A system-agnostic sourcebook in 3 volumes for any fantasy or historical game.
Gary Gygax started me down this path. He drew inspiration from the real-world, and chucked it wholesale into 1st Edition Advanced Dungeons & Dragons. I might not have been sucked into using history, biography, and information about other cultures as fodder for my own games. Where other people were inspired by the fiction in Appendix N, I was drawn to the strange (but real) vocabulary that he used. Weapons I’d never heard of before. Dungeon features that I had to look up to know what they were. Terms for characters of various classes and levels that were drawn from actual occupations and designations that existed in the past.
While it has become less prevalent over time, medievalism was a heavy component of early tabletop roleplaying games. You could drag in elements of Moorcock’s Melnibone, Lieber’s Lankhmar, Tolkien’s Middle Earth, Asian and Middle Eastern societies, anything you wanted, but they’d all end up assimilated and patched over the default, baseline setting of some fictional Medieval Europe. There has been justifiable criticism of this in the decades since, but it can’t be denied that the Middle Ages were a powerful influence on D&D and nearly all tabletop fantasy.
My complaint with fantasy roleplaying in relation to history isn’t that everything imaginable should be available to use as you see fit. When viewed as a toolkit, rather than an implied world, it makes sense that Dungeons & Dragons draws from the broad span of history. My issue is that most gamemasters and worldbuilders try to have all of these things existing at the same time. There is no progression from Greece to Rome, Empire to Byzantium, scattered “barbarian” tribes to Crusades. They all exist in pocket kingdoms that don’t come into being as outgrowths of one another. Their simultaneous existence makes things stagnant, which is terrible when you’re looking for adventure seeds .
The object of the Medieval Reference series is to show the influences that shaped the Middle Ages. The Greeks and their mythologies, the Romans and their Empire, and the rise of Christianity all had to exist in order for what we think of as Medievalism to come about. The earlier events contextualize the period. Understanding how Europeans interpreted, remixed, and assimilated those cultural influences allow us to make sense of some of the strange, brutal, and beautiful things we think of when we talk about Medieval Europe.

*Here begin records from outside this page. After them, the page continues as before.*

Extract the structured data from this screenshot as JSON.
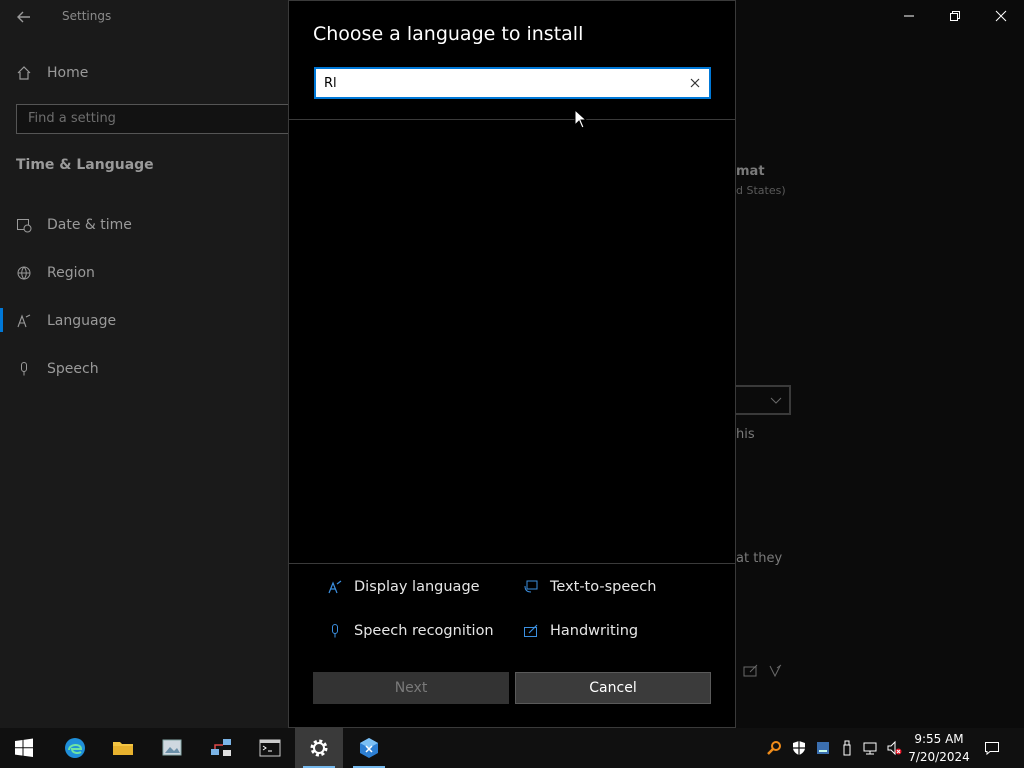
{
  "settings": {
    "window_title": "Settings",
    "home_label": "Home",
    "search_placeholder": "Find a setting",
    "section_title": "Time & Language",
    "nav_items": [
      {
        "label": "Date & time",
        "icon": "calendar-clock-icon"
      },
      {
        "label": "Region",
        "icon": "globe-icon"
      },
      {
        "label": "Language",
        "icon": "language-icon"
      },
      {
        "label": "Speech",
        "icon": "microphone-icon"
      }
    ],
    "background_fragments": {
      "format_heading": "mat",
      "format_sub": "d States)",
      "text_this": "his",
      "text_they": "at they"
    }
  },
  "dialog": {
    "title": "Choose a language to install",
    "search_value": "Rl",
    "features": [
      {
        "label": "Display language",
        "icon": "display-language-icon"
      },
      {
        "label": "Text-to-speech",
        "icon": "text-to-speech-icon"
      },
      {
        "label": "Speech recognition",
        "icon": "microphone-icon"
      },
      {
        "label": "Handwriting",
        "icon": "handwriting-icon"
      }
    ],
    "next_label": "Next",
    "cancel_label": "Cancel"
  },
  "taskbar": {
    "time": "9:55 AM",
    "date": "7/20/2024"
  },
  "colors": {
    "accent": "#0078d7",
    "dialog_bg": "#000000",
    "taskbar_bg": "#101010"
  }
}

Even if you’re not using a medieval setting, understanding the period can help you become better at worldbuilding. You can craft better adventures, not just by cannibalizing and remixing tales from history, but by understanding the connections between historical events. Having a grasp of history can even help to create better characters, by connecting them to richer back stories, understanding the cultural, religious, and political motivations for their actions, and giving them a grander sense of purpose.